In stand-by sembra invece l’altra cordata di imprenditori, quelli che dovrebbero rilevare il 15% del club nerazzurro sborsando 55 milioni di euro. A rappresentarli è Kenneth Huang, presidente della QSL Sports Limited, il cui nome in passato era già stato infruttuosamente accostato ai Cleveland Cavaliers in NBA, poi al Liverpool e alla Roma. Ma anche qui ci sarebbe una firma vincolante. Una cosa è certa: almeno su questo i tempi del matrimonio con i cinesi sono destinati ad allungarsi.

SILVESTRE: UN UOMO, NESSUN PERCHE’ – Per la rubrica un uomo, nessun perché a settembre mi ero occupato di Jonathan, ora purtroppo è il turno di Matias Silvestre, in prestito oneroso dal Palermo per la cifra di 2 milioni di euro. Purtroppo la contemporanea indisponibilità di Samuel e Ranocchia con l’Atalanta ha obbligato Stramaccioni a presentarlo titolare dal primo minuto, con risultati deludenti. Spiace dirlo, ma la prestazione difensiva di Silvestre è stata ancora una volta, e non è la prima, disastrosa.
Di solito si vince e si perde come squadra, ma l’argentino ha commesso errori individuali di piazzamento e di marcatura piuttosto gravi su tutti e tre i gol incassati dall’Atalanta. Sul primo, la palla crossata da Peluso lo ha sorvolato impietosa un attimo prima di arrivare sulla testa di Bonaventura, sul secondo si è perso Denis solo davanti ad Handanovic, sul terzo ha steso Maxi Moralez in area nerazzurra provocando un calcio di rigore che, purtroppo, per l’Inter ci poteva stare.

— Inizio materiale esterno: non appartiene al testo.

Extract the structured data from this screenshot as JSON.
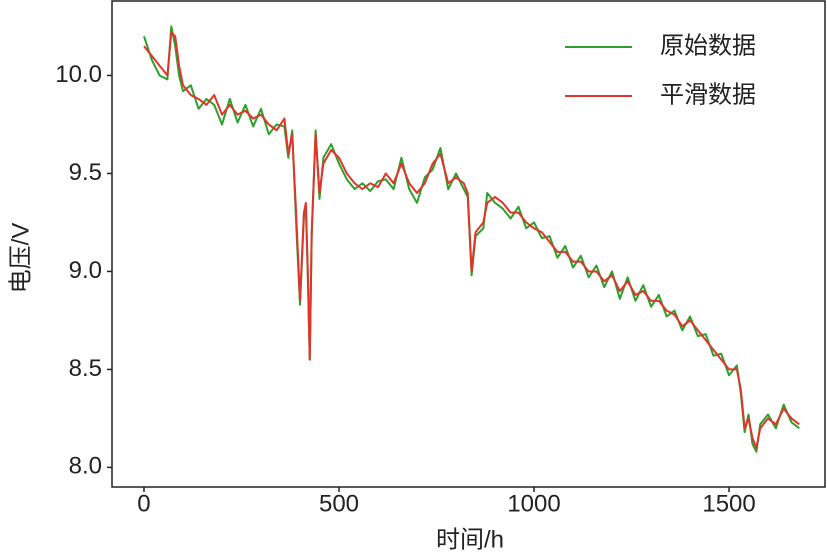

Anche nel resto della gara, ogni volta che Silvestre ha provato a fare qualcosa in difesa è sembrato goffo, impacciato, pericoloso. Speriamo che Silvestre sia destinato ad un imminente riscatto ma, stando così le cose, Zamparini i restanti 6 milioni del suo cartellino li vedrà col binocolo. Per il riscatto di un calciatore in prestito, a norma di legge, vale solo il diritto, mai l’obbligo. E al di là di eventuali impegni morali a giugno col Palermo si cercheranno strade sicuramente alternative a Silvestre.